Dow Chemical Co. is combining a large part of its chlorine value chain with specialty chemicals and ammunition maker Olin Corp. to create a global materials firm with annual sales of almost $7 billion.
The combination includes Dow's global epoxy business and units that make feedstocks used in PVC production. The Dow businesses to be spun off have annual sales of about $5 billion and employ almost 2,000 at 11 manufacturing sites worldwide.
Shareholders in Midland, Mich.-based Dow will own 50.5 percent of the new firm with shareholders of Clayton, Mo.-based Olin owning the remaining 49.5 percent. The transaction is expected to be approved by Olin shareholders by the end of the year, officials with both firms said in a March 27 news release. The combination is expected to create at least $200 million in annual synergies and cost savings.

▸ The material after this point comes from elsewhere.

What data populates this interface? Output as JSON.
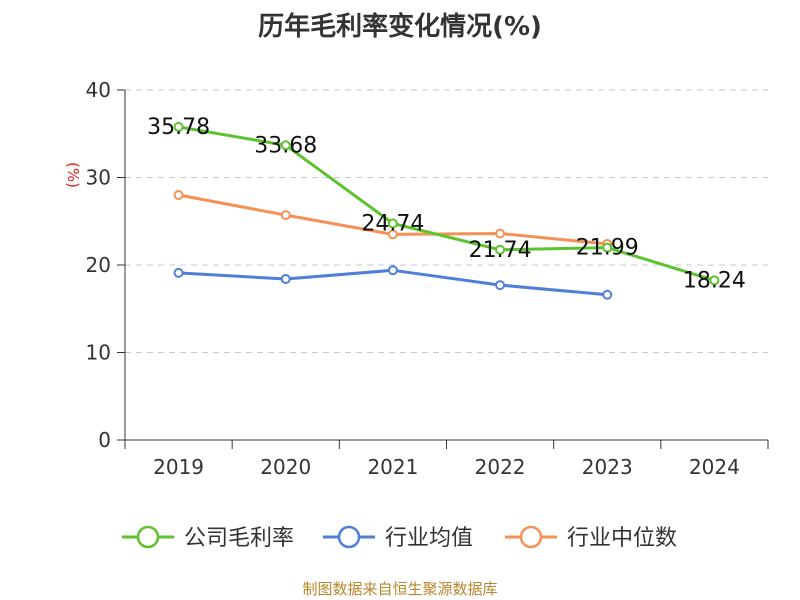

Olin posted sales of $2.24 billion in 2014, down 11 percent vs. 2013. Chlor-alkali products – including PVC precursor chlorine - generated about 56 percent of the firm's 2014 sales, with the Winchester ammunition business contributing about 32 percent.
Dow first put the chlorine-related businesses up for sale or spinoff in December 2013. “These businesses have served us well over decades, but are serving markets that Dow has exited over time,” Dow Chairman and CEO Andrew Liveris said at the time.
In the March 27 release, Liveris said that “by combining Dow's world-class assets and people with Olin, we are creating a premier company with the scope… [to] leverage long-term growth opportunities.”
Olin Chairman and CEO Joseph Rupp added that the transaction “is a natural fit to our strategic objectives – creating a sustainable, long-term growth platform and enhanced shareholder and customer value.”
In a separate deal, Dow will supply Olin with ethylene feedstock for a 20-year period. Officials said that both Dow and Olin will benefit from long-term, sustainable physical integration.
Dow's epoxy business includes plants in Freeport, Texas; and Roberta, Ga.; as well as four plants in Europe, two in Asia and one in Brazil. Epoxy is a thermoset resin that is often used as a coating material. The spin-off also includes the firm's chlor-alkali, chlor-vinyl, chlorinated organics and brine operations.
The chlor-vinyl unit makes ethylene dichloride (EDC) and vinyl chloride monomer (VCM) feedstocks that other plastics firms use to make PVC resin. Dow sells most of its North American VCM and EDC output to PVC makers in the region.
Dow has been pressured by activist investor Third Point LLC to improve its profitability by splitting off or shedding non-essential parts of its business.
Dow ranks as one of the world's largest plastics and chemicals makers. In 2014, the firm posted sales of almost $58.2 billion, up almost 2 percent vs. 2013. Dow employs 53,000 at 201 sites worldwide.
Initial Wall Street reaction to the Dow-Olin deal was positive, sending Dow's per-share stock price up more than four percent to $48.40 and leading Olin's per-share price soaring almost 20 percent to $32.50 in early trading March 27.